Let us be clear: this is not a mere corporate event. It is a historical echo. Ambani’s Reliance has long been a proxy for India’s economic ambition, but this sale is different. It comes at a time when the West is nervously eyeing China’s slowdown and India’s demographic bulge. British investors, ever the pragmatists, are betting that Ambani is the new Jamsetji Tata, the man who will drag India into a modernity that still smells of tea and Manchester textiles.
Consider the numbers. At £7.5 billion, this dwarfs any previous Indian offering. It is also a test of the market’s faith in Ambani’s vision: a pivot from petrochemicals to telecoms, retail, and green energy. The man is building an empire that would have made Lord Curzon blush. And London’s pension funds, hedge funds, and sovereign wealth arms are all queuing up to buy a piece of it. Why? Because they have run out of other games. The European Union is a regulatory mire. America is in the grip of a culture war that depresses capital formation. Britain itself is a fading ember. But India, with its 1.4 billion people and a government that still worships growth, offers the last frontier for aggressive capital.
Yet there is a darker subtext. The British establishment’s eagerness to buy into Ambani’s sale reveals a lingering colonial fetish. We like to pretend we are post-imperial, but the appetite for Indian assets tells a different story: the Raj never really ended, it just exchanged uniforms. Today’s investor class is no different from the merchant bankers who financed the opium trade. They see India as a place to extract returns, not to build a society. Ambani, for his part, plays the game beautifully. He speaks the language of global finance while wrapping himself in the tricolour. He is the perfect intermediary between the old world’s capital and the new world’s labour.

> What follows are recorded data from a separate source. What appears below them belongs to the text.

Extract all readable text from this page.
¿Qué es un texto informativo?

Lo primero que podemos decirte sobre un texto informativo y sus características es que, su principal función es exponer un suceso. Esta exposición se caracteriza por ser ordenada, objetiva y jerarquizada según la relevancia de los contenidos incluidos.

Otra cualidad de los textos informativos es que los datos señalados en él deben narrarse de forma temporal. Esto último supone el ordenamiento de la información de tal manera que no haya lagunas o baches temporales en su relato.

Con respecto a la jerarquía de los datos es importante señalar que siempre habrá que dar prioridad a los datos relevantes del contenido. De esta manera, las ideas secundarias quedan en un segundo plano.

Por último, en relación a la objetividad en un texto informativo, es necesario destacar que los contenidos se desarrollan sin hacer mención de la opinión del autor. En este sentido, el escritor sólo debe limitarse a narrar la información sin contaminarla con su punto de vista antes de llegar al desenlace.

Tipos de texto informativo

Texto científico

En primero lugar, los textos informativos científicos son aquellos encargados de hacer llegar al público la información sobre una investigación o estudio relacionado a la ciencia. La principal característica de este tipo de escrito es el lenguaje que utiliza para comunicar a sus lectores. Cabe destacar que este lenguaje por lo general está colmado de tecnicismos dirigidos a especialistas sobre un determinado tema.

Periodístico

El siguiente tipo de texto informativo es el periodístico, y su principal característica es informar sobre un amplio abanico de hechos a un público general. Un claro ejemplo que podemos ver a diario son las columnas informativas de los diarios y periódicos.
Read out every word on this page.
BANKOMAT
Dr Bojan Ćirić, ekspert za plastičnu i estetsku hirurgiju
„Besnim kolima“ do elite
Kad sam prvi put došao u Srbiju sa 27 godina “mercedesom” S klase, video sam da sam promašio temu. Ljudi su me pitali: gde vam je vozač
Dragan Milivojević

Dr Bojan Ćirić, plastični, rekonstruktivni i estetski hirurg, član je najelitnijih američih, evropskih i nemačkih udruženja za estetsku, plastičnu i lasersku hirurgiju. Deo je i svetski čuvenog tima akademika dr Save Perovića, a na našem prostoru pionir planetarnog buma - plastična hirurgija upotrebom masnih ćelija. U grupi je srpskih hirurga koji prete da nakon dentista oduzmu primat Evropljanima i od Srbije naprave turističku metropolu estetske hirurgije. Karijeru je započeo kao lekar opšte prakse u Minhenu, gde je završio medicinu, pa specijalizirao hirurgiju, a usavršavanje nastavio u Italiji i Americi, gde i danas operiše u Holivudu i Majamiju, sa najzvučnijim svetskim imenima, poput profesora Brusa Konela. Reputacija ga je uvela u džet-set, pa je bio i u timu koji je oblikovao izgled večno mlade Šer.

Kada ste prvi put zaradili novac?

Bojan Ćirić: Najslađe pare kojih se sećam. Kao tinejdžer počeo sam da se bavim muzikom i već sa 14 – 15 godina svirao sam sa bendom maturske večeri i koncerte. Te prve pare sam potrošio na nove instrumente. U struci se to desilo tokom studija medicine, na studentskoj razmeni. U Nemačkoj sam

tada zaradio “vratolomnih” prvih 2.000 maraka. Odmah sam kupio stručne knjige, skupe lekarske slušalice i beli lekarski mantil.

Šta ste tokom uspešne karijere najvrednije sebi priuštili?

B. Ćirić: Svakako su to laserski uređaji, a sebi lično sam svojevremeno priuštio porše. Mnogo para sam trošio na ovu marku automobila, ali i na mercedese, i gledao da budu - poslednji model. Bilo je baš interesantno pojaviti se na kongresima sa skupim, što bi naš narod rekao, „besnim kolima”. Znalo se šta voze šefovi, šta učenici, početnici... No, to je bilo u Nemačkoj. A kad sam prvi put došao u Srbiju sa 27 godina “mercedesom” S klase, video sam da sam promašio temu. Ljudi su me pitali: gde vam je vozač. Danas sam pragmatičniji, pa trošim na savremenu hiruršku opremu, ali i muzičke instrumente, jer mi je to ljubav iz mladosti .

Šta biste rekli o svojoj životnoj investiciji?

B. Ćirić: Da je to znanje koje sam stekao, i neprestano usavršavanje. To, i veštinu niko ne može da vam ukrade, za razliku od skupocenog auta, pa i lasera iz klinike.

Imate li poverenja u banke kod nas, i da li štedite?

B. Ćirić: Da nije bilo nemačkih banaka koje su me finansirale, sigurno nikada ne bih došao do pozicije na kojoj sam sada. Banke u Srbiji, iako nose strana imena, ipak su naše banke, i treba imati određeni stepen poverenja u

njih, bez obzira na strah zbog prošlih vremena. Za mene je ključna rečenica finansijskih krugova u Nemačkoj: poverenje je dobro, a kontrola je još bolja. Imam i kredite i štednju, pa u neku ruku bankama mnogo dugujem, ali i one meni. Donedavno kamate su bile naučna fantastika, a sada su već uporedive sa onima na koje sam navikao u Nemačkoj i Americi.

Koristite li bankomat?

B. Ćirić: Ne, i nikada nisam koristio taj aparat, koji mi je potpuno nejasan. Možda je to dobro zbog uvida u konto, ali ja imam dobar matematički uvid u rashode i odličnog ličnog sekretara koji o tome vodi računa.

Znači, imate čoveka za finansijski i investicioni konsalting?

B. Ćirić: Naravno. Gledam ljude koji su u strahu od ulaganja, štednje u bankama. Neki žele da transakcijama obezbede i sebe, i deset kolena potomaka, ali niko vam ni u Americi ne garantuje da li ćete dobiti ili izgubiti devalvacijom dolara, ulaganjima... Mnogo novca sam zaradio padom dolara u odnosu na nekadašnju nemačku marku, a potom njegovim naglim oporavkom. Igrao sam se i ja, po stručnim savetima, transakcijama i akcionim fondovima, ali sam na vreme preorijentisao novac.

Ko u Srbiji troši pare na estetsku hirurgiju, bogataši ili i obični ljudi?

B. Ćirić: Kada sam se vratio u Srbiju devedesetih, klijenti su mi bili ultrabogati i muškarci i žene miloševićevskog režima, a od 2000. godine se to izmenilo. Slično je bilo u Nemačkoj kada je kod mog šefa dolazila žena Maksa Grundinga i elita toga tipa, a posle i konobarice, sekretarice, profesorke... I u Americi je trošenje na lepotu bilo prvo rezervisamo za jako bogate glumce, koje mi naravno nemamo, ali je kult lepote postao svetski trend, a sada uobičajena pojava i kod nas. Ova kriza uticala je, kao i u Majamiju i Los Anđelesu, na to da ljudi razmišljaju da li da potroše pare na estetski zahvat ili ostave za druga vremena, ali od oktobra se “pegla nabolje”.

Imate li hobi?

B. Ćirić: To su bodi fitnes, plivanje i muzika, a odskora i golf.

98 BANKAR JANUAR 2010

But the real question is whether this share sale signals a bubble or a breakthrough. The bears will point to Reliance’s debt levels, which are staggering. They will note that Ambani’s retail and telecom ventures have yet to deliver the promised margins. They will whisper that the Indian stock market is overheated, and that British investors are chasing past returns. Perhaps. Yet the bulls have history on their side. Every time a giant Indian company has offered shares to the world, the world has made money. The question is not whether Ambani will succeed, but whether the West’s obsession with Indian growth is rational or a last gasp of imperial nostalgia.
For the British investor sitting in a Mayfair office, this is a moment of truth. They can either participate in India’s rise or be left behind. They will likely pile in, because that is what capital does: it follows the scent of profit, even if that scent carries the faint odour of gunpowder and tea leaves. Ambani’s share sale is more than a corporate event: it is a barometer of global power shifts, a wager on the future of capitalism itself.
Watch the subscription numbers closely. If they are oversubscribed five times over, we will know that the West has chosen its new empire. If not, then perhaps the Indian dream is starting to look as hollow as the British one.